What is a Sunday B Morning print, and what is it's relation to Andy Warhol's original prints?

Well, Andy Warhol started working on the imagery of Marilyn Monroe after her tragic death in 1967. He produced what would become one of the most iconic and memorable representations of the actress, and consequently one of the most sought after printed editions of his work, perha the most iconic image of the Pop Art era.

Warhol created a series of 10 variations in what is now referred to as the Marilyn Series, each with virtually the same composition, but different color variations. There were only 250 portfolios made in total. The original Marilyn screenprints were hand pulled screen prints, 36 inches square on heavy paper and museum board.

The Campbell’s Soup Cans and Flowers followed shortly after. The 60s were groundbreaking years in Warhol’s career. It was a time when he developed his signature style and today, the works from this period are considered his most important and are highly sought after.

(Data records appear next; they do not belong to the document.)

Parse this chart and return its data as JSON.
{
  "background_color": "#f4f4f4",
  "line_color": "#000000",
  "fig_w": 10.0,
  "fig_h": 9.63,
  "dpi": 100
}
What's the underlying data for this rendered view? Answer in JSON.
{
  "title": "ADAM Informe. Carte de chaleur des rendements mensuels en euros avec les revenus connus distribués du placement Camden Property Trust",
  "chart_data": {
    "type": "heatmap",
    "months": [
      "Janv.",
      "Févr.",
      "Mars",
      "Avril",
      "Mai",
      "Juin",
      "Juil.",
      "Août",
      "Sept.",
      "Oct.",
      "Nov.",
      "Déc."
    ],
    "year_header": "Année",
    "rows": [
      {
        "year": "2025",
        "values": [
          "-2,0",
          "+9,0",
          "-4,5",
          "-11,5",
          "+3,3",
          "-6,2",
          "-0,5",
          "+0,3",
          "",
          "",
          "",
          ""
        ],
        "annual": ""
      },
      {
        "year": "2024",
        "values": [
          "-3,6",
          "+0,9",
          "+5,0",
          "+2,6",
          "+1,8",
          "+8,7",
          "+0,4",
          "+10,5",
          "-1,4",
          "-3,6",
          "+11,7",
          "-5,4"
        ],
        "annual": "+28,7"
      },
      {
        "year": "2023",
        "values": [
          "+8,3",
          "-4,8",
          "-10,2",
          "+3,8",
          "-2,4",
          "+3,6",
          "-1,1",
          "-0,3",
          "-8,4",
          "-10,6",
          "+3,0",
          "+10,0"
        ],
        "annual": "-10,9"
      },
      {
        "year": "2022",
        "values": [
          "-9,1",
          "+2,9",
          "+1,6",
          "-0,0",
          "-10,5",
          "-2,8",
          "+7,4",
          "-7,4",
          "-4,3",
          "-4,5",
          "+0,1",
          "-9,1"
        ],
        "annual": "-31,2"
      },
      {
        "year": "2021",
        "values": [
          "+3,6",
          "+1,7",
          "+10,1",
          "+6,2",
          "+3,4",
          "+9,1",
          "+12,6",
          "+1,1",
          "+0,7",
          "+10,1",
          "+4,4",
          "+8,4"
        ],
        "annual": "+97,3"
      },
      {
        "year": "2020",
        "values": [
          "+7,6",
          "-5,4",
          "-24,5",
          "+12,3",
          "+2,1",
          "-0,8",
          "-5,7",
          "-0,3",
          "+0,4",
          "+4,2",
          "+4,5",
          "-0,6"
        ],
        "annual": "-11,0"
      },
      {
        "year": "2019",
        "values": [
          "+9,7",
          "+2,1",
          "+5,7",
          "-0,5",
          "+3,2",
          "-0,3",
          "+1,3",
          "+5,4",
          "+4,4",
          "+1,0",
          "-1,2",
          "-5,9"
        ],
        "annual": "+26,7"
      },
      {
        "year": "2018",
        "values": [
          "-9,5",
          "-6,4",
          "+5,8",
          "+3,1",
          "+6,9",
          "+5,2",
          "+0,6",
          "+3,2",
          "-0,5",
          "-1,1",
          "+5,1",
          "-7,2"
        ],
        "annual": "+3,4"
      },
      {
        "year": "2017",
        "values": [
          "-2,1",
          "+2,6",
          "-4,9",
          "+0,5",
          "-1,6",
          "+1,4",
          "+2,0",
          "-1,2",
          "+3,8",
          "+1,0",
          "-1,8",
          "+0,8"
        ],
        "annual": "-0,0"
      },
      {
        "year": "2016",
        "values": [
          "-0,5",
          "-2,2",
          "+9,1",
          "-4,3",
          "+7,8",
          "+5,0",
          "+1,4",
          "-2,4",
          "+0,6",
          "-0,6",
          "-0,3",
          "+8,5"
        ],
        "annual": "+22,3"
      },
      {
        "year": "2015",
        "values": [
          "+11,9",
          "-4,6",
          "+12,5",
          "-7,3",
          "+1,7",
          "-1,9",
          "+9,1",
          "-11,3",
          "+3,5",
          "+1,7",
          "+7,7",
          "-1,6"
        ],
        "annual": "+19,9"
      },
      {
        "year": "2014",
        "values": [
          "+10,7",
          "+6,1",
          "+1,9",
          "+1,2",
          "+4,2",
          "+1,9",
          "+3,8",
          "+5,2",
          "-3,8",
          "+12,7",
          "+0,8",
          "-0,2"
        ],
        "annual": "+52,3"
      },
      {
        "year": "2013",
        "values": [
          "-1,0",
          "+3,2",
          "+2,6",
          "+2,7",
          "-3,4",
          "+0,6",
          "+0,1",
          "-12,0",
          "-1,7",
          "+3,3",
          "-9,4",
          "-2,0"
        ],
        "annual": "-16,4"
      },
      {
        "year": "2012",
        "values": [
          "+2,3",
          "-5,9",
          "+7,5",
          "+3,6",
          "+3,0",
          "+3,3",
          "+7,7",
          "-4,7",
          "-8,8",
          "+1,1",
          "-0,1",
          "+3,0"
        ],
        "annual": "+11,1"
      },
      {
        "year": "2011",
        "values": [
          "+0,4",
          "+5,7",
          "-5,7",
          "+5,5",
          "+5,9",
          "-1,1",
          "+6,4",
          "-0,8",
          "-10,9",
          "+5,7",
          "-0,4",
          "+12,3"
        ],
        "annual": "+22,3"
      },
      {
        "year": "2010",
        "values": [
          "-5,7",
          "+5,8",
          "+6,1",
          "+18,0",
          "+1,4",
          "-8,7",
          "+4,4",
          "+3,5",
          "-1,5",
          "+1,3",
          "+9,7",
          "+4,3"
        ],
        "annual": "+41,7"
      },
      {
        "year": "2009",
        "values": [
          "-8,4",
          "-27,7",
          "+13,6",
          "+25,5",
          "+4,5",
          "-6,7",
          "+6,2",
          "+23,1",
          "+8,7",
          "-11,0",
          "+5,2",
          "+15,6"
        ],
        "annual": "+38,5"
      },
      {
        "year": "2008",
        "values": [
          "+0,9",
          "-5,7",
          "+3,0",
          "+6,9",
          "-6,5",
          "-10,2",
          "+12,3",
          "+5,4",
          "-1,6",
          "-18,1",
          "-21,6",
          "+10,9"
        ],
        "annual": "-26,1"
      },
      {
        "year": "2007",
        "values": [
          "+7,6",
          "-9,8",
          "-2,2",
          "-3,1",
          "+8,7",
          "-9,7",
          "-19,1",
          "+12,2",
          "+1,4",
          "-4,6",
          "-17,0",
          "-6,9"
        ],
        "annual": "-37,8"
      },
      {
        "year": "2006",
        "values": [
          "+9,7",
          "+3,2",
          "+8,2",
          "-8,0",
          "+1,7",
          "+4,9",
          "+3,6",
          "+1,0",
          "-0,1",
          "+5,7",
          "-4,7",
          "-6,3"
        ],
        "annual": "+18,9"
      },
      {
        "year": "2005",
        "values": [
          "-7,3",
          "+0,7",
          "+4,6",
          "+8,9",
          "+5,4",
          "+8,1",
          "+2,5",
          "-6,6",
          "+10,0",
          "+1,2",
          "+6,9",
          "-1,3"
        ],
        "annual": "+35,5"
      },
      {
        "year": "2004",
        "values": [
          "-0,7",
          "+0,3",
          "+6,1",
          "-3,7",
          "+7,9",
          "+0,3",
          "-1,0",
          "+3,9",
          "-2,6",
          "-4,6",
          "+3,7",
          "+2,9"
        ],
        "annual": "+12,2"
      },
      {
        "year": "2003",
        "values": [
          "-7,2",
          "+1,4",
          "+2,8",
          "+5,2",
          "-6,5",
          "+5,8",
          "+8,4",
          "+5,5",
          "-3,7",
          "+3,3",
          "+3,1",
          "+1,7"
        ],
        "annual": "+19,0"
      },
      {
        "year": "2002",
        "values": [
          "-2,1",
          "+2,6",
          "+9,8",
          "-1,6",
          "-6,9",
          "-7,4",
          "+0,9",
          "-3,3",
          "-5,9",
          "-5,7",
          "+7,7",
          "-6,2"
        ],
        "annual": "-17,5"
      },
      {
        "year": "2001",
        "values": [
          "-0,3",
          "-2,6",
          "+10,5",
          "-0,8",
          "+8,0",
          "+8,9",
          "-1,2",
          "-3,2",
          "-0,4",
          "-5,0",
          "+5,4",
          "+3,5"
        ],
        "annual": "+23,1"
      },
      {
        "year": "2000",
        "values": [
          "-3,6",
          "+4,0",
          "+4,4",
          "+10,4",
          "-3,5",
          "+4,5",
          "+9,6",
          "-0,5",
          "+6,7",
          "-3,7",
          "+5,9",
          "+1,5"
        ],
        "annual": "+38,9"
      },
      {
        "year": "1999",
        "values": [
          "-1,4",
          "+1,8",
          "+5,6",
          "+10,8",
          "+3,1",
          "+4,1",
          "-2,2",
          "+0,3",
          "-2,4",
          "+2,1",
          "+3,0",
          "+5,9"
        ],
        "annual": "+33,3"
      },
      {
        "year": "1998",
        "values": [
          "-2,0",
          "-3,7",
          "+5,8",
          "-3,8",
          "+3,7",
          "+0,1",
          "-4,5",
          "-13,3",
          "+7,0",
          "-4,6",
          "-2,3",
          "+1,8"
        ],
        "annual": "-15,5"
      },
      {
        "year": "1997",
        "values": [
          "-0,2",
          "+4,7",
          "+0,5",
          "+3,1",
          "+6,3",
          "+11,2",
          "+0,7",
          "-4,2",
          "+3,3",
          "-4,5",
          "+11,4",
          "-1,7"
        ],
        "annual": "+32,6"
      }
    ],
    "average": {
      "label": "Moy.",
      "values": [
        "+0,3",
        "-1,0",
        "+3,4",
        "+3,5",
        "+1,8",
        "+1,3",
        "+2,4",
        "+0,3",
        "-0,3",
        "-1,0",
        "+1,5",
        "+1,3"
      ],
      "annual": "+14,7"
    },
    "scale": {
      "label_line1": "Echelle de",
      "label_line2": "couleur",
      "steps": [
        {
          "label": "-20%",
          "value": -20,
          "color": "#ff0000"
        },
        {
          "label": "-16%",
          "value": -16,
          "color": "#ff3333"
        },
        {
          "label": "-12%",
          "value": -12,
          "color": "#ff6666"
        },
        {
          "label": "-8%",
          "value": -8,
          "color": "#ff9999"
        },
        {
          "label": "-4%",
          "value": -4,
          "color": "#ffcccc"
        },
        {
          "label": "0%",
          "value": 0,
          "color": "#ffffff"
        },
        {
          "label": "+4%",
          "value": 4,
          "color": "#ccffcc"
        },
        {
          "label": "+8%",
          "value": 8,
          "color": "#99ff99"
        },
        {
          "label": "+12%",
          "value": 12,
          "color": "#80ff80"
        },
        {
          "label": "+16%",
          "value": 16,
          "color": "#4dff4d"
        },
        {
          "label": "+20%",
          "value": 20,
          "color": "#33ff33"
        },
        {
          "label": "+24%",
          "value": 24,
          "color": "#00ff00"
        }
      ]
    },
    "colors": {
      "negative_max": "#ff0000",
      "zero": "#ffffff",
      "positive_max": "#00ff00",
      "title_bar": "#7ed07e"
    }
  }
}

The original prints from these series were published by Factory Additions and are therefore referred to as the Factory Additions version of the suites. These are by far the most expensive screenprints, which auction anywhere from $100,000 for a single print, to over $1.5 million for the suite.

What is known is that after Andy Warhol published his famous “Factory Editions” of Marilyn, Flowers and Campbell’s Soup Cans, he began collaborating with two anonymous friends from Belgium in 1970 on a second series of prints. The original idea behind this partnership for Warhol was to play on the concept of mass production - one of the key themes of his work.

They would be stamped instead of signed by Warhol with a black “fill in your own signature” stamp. The thought was, ‘here we just mass-produced these prints; sign your name here. Any name will do. Because yours is as important as my own.

When the Sunday B. Morning editions were first released in 1970, Andy Warhol was not pleased. He had tried to stop production but could not. Because he had handed over the tools for the prints to be published, filing a suit would have been difficult. So when he periodically ran across a Sunday B. Morning print, Warhol would sign them “This is not by me. Andy Warhol” to express his ironic dissatisfaction. This of course only made the prints more sought after, especially the ones he signed in defiance.

Today, the black ink Sunday B. Morning prints are very rare, as many did not survive the test of time. Sunday B. Morning began publishing the prints again, after many years, in the late 90s and they continue to publish Marilyn, Flowers, Soup Cans as well as Golden Marilyn, Mao and Dollar editions today. All these prints are also stamped – now with blue ink – on the verso with “fill in your own signature” and “published by Sunday B. Morning”. While ownership of Sunday B. Morning has changed hands a couple times, the prints are still published by the same print shop in Belgium, using the same printing process they’ve used since their inception.